Sogar ihr Arbeitgeber feuerte sie

Bank überweist Amerikanerin 1,2 Millionen - dann landet sie im Knast

Eine Bank hat einer Amerikanerin versehentlich mehr als eine Million Dollar überwiesen. (Symbolbild)
Eine Bank hat einer Amerikanerin versehentlich mehr als eine Million Dollar überwiesen. (Symbolbild)
© REUTERS, MOHAMED ABD EL GHANY, /FW1F/Nicholas ZIEMINSKI

14. April 2021 - 14:02 Uhr

Amerikanerin bekommt fälschlicherweise 1,2 Millionen Dollar überwiesen

Erst Höhenflug dann freier Fall. Eine 33-jährige Amerikanerin aus New Orleans weigerte sich 1,2 Millionen Dollar zurückzuzahlen, die von der Bank fälschlicherweise auf ihr Konto überwiesen wurden.
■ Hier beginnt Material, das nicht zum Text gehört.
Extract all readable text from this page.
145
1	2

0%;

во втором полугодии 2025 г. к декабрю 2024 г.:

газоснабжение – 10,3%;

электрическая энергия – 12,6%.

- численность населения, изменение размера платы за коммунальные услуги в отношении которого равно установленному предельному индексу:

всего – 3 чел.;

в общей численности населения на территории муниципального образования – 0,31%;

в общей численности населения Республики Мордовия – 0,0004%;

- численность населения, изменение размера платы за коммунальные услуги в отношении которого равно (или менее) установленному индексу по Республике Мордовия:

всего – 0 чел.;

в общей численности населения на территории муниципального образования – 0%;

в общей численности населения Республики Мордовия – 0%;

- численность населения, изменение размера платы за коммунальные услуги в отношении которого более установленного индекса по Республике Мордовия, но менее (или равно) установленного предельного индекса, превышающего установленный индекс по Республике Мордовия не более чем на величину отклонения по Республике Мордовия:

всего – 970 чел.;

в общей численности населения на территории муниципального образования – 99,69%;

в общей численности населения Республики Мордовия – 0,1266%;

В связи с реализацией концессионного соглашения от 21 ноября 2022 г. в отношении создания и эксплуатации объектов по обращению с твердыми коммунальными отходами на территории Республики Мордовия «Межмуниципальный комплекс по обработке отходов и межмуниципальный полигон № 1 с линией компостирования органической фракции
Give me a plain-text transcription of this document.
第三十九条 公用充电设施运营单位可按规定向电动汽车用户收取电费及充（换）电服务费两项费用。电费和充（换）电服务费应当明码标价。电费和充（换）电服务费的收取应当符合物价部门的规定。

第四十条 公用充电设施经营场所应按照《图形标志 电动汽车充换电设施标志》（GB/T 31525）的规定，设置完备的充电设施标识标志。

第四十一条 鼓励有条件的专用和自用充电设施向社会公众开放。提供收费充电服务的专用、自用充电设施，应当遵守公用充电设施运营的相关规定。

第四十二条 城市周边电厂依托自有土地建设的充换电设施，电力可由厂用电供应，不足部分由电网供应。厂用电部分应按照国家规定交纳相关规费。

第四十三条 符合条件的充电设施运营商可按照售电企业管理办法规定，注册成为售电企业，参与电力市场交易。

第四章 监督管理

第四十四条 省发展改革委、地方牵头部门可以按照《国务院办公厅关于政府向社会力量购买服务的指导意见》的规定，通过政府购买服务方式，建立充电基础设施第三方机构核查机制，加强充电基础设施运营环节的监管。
Stattdessen nutzte sie das Missverständnis aus und investierte das Geld in ein Auto und ein Haus.

Das Bankunternehmen verklagt die Amerikanerin

Plötzlich Millionärin. Was nach einer Traumvorstellung klingt, kann einem schnell zum Verhängnis werden. Diese schmerzliche Erfahrung musste die Amerikanerin Kelyn Spadoni vergangene Woche machen.

Das amerikanischen Finanzdienstleistungsunternehmen Charles Schwab überwies der 33-Jährigen fälschlichweise 1,2 Millionen Dollar (umgerechnet gut eine Million Euro). Ein schwerwiegender Fehler, denn eigentlich sollte die Frau aus einem Vorort von New Orleans nur 82 Dollar (68, 49 Euro) bekommen.

Spadoni hinterfragte ihren plötzlichen Reichtum nicht. Sie transferierte das Geld schnellstmöglich auf ein anderes Konto und nutzte es für den Kauf eines Hauses und eines Hyundai Genesis aus dem Jahr 2021. An eine Rückzahlung des Geldes dachte die Amerikanerin gar nicht erst. Doch ihre Freude hielt nur kurz an.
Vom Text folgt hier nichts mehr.